If that floats their boat, then great. I know in the pottery studio, when I first did sgraffito, it was so meditatively happiness inducing that ever since, that’s all I really want to explore when working in clay. And because of that, my style in clay seems predictable. Within that narrow technique there is more than enough for me to play with, but there is not much of a wide range between the pieces when looking at them.
But for me, in a larger context, the excitement and the discovery process of being an artist makes me unwilling to settle on a widget that I can make (that sells) and then to hit production mode, repeatedly reproducing it. I want to explore ideas in whatever way will best express them. Those ideas will determine the medium, the marks, the palette, the techniques. So I work in a broad spectrum, through the whole range of abstraction, including impressionism, plein air, story telling, conceptualism, and expressionism. I use a whole menagerie of mediums too: pastel, oil, acrylic, collage, mono-printing, oil pastels, colored pencils, watercolor, ink, gouache, and mixed media. What best conveys what I’m trying to say?
The default marks my hand likes to make, the scope of techniques I bring to bear in each media I utilize, and my strong, saturated palette, begin to define my “style,” while the huge thought process of meaning, metaphor, and spiritual connection behind everything is really at the heart of it, and is actually what unifies all my work.
So if you are an artist, and want to slide into a recognizable style, limit yourself to one medium, one palette, one type of mark making, and a repeated subject matter. It is a formula that works, but it may not bring out your best ardor and most joyous zeal.
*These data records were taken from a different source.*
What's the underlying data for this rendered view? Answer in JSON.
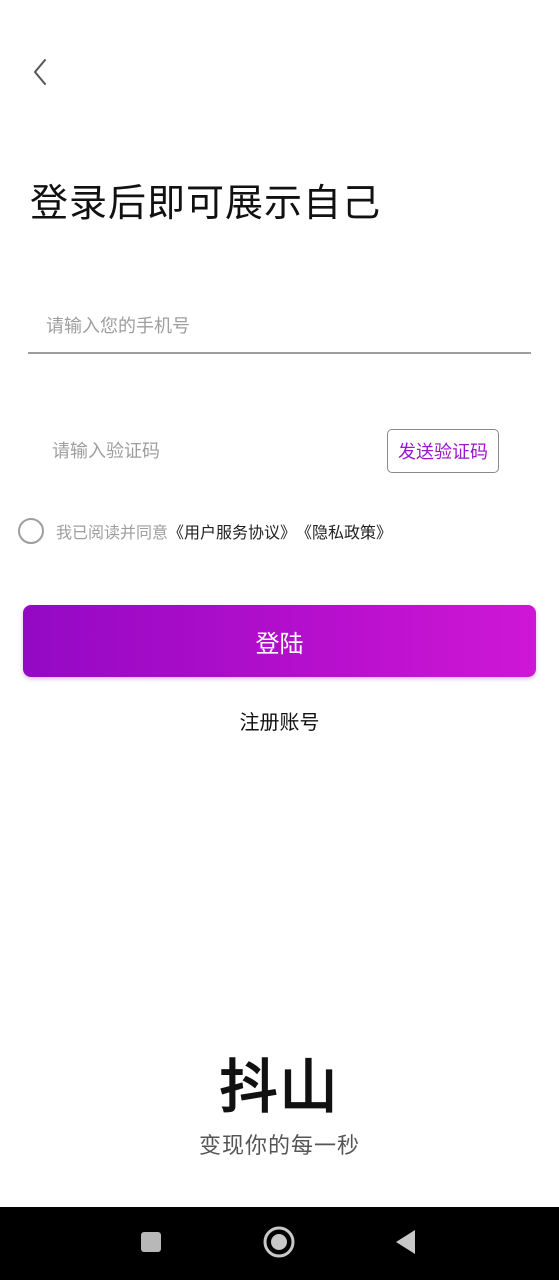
{
  "header": {
    "back_icon": "chevron-left-icon",
    "title": "登录后即可展示自己"
  },
  "form": {
    "phone_placeholder": "请输入您的手机号",
    "phone_value": "",
    "code_placeholder": "请输入验证码",
    "code_value": "",
    "send_code_label": "发送验证码",
    "agreement_checked": false,
    "agreement_prefix": "我已阅读并同意",
    "user_agreement_link": "《用户服务协议》",
    "privacy_link": "《隐私政策》",
    "login_label": "登陆",
    "register_label": "注册账号"
  },
  "brand": {
    "logo_text": "抖山",
    "slogan": "变现你的每一秒"
  },
  "colors": {
    "accent": "#9b15c9",
    "button_gradient_start": "#9409c4",
    "button_gradient_end": "#cf17d6",
    "navbar": "#000000"
  },
  "navbar": {
    "recents_icon": "square-icon",
    "home_icon": "circle-home-icon",
    "back_icon": "triangle-back-icon"
  }
}
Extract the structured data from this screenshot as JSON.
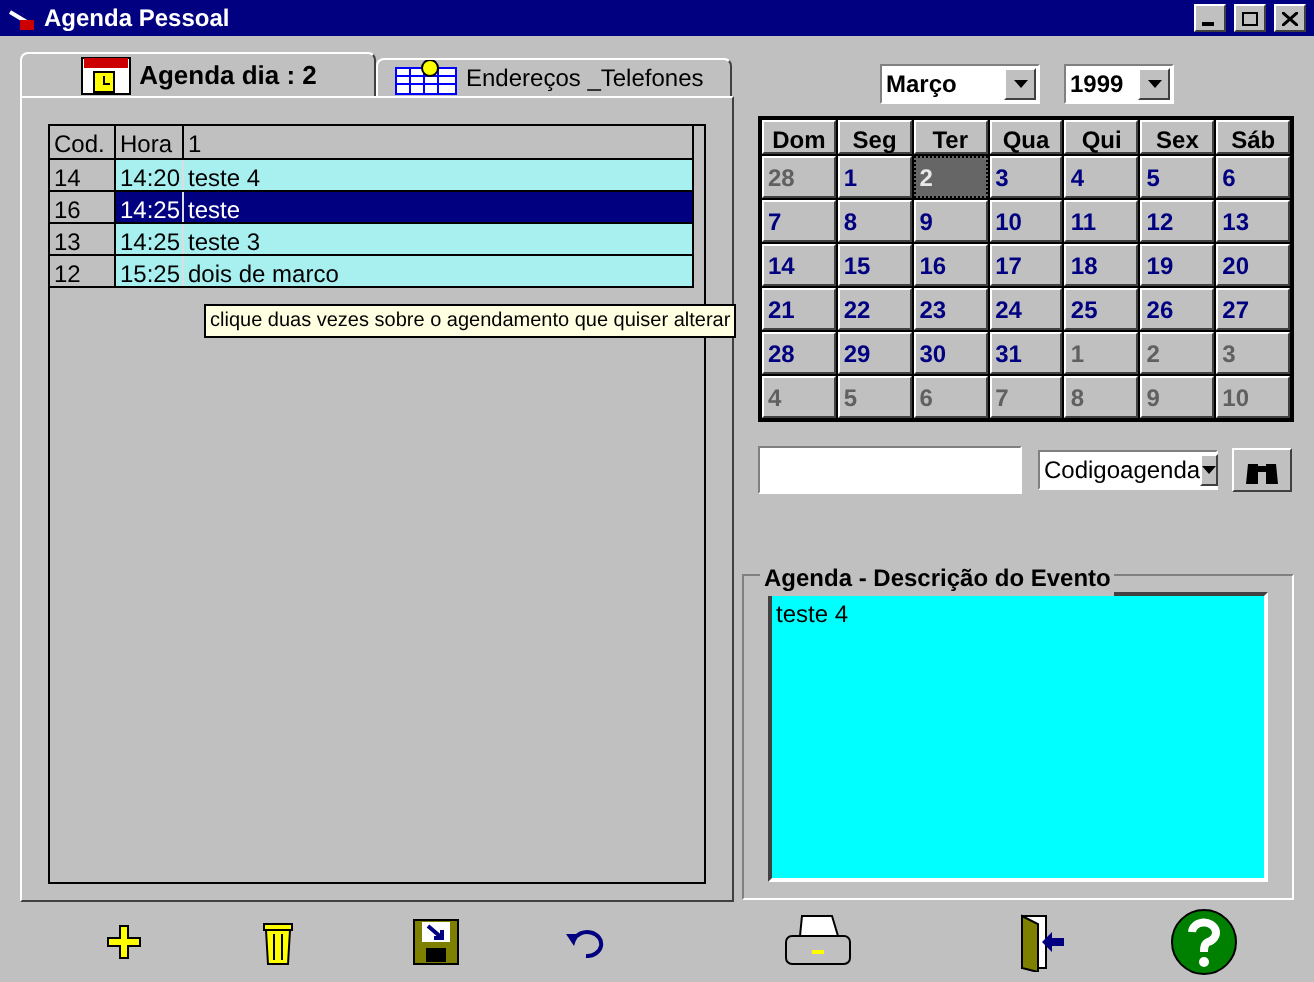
{
  "window": {
    "title": "Agenda Pessoal"
  },
  "tabs": [
    {
      "label": "Agenda dia : 2",
      "selected": true
    },
    {
      "label": "Endereços _Telefones",
      "selected": false
    }
  ],
  "table": {
    "columns": [
      "Cod.",
      "Hora",
      "1"
    ],
    "rows": [
      {
        "cells": [
          "14",
          "14:20",
          "teste 4"
        ],
        "selected": false
      },
      {
        "cells": [
          "16",
          "14:25",
          "teste"
        ],
        "selected": true
      },
      {
        "cells": [
          "13",
          "14:25",
          "teste 3"
        ],
        "selected": false
      },
      {
        "cells": [
          "12",
          "15:25",
          "dois de marco"
        ],
        "selected": false
      }
    ]
  },
  "tooltip": "clique duas vezes sobre o agendamento que quiser alterar",
  "month": "Março",
  "year": "1999",
  "calendar": {
    "weekdays": [
      "Dom",
      "Seg",
      "Ter",
      "Qua",
      "Qui",
      "Sex",
      "Sáb"
    ],
    "days": [
      {
        "day": "28",
        "in_month": false,
        "selected": false
      },
      {
        "day": "1",
        "in_month": true,
        "selected": false
      },
      {
        "day": "2",
        "in_month": true,
        "selected": true
      },
      {
        "day": "3",
        "in_month": true,
        "selected": false
      },
      {
        "day": "4",
        "in_month": true,
        "selected": false
      },
      {
        "day": "5",
        "in_month": true,
        "selected": false
      },
      {
        "day": "6",
        "in_month": true,
        "selected": false
      },
      {
        "day": "7",
        "in_month": true,
        "selected": false
      },
      {
        "day": "8",
        "in_month": true,
        "selected": false
      },
      {
        "day": "9",
        "in_month": true,
        "selected": false
      },
      {
        "day": "10",
        "in_month": true,
        "selected": false
      },
      {
        "day": "11",
        "in_month": true,
        "selected": false
      },
      {
        "day": "12",
        "in_month": true,
        "selected": false
      },
      {
        "day": "13",
        "in_month": true,
        "selected": false
      },
      {
        "day": "14",
        "in_month": true,
        "selected": false
      },
      {
        "day": "15",
        "in_month": true,
        "selected": false
      },
      {
        "day": "16",
        "in_month": true,
        "selected": false
      },
      {
        "day": "17",
        "in_month": true,
        "selected": false
      },
      {
        "day": "18",
        "in_month": true,
        "selected": false
      },
      {
        "day": "19",
        "in_month": true,
        "selected": false
      },
      {
        "day": "20",
        "in_month": true,
        "selected": false
      },
      {
        "day": "21",
        "in_month": true,
        "selected": false
      },
      {
        "day": "22",
        "in_month": true,
        "selected": false
      },
      {
        "day": "23",
        "in_month": true,
        "selected": false
      },
      {
        "day": "24",
        "in_month": true,
        "selected": false
      },
      {
        "day": "25",
        "in_month": true,
        "selected": false
      },
      {
        "day": "26",
        "in_month": true,
        "selected": false
      },
      {
        "day": "27",
        "in_month": true,
        "selected": false
      },
      {
        "day": "28",
        "in_month": true,
        "selected": false
      },
      {
        "day": "29",
        "in_month": true,
        "selected": false
      },
      {
        "day": "30",
        "in_month": true,
        "selected": false
      },
      {
        "day": "31",
        "in_month": true,
        "selected": false
      },
      {
        "day": "1",
        "in_month": false,
        "selected": false
      },
      {
        "day": "2",
        "in_month": false,
        "selected": false
      },
      {
        "day": "3",
        "in_month": false,
        "selected": false
      },
      {
        "day": "4",
        "in_month": false,
        "selected": false
      },
      {
        "day": "5",
        "in_month": false,
        "selected": false
      },
      {
        "day": "6",
        "in_month": false,
        "selected": false
      },
      {
        "day": "7",
        "in_month": false,
        "selected": false
      },
      {
        "day": "8",
        "in_month": false,
        "selected": false
      },
      {
        "day": "9",
        "in_month": false,
        "selected": false
      },
      {
        "day": "10",
        "in_month": false,
        "selected": false
      }
    ]
  },
  "search_field": "Codigoagenda",
  "description": {
    "title": "Agenda  -  Descrição do Evento",
    "text": "teste 4"
  }
}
I’m here to say, however, that you can easily find your style outside that formula.
I just heard on a podcast last week that the worse thing for an artist is for them to be bored, because if they are bored, then their audience will be bored too. I agree with that. The formulaic approach discussed above seems like a straight jacket to me. It seems like a prescription for boredom too, or worse, losing interest in painting.
I think art making is a time to be free to express myself, to put away the cares of the world, and listen inwardly. Allowing myself as many variables as possible unleashes that freedom to be freshly creative, letting ideas take flight and soar. It is a time to allow ideas to percolate, to try things that may or may not work, to be curious, to combine unusual components for something original and new. I think making art should be a time for whoever you are in that moment to be released into the world, and not be about some former version of yourself that got prescribed into a template.
I feel the world needs you as an artist at your most genuine, passionate, unfiltered, vulnerable, raw and true. It needs your authenticity, for there will never be another you. There is enough posturing and contrivance in this world already. And the fact remains that the more you paint this way, and even if it seems all over the lot, the unifying factor still is present. If it is really “you,” than there will be that inherent unifying style.
People tell me they can quickly spot “a Polly Castor,” and that this is true regardless of whether it is a landscape or a conceptualist piece. The same can be said for any artist, in proportion to their being steadfastly true to their inmost authentic self. You don’t do yourself or the world a favor by limiting either yourself, or the variables you utilize to express yourself. I can’t recommend highly enough being deeply authentic in every area of life, but it is especially a boon in the painting process. Step out in the confidence of your own unique style!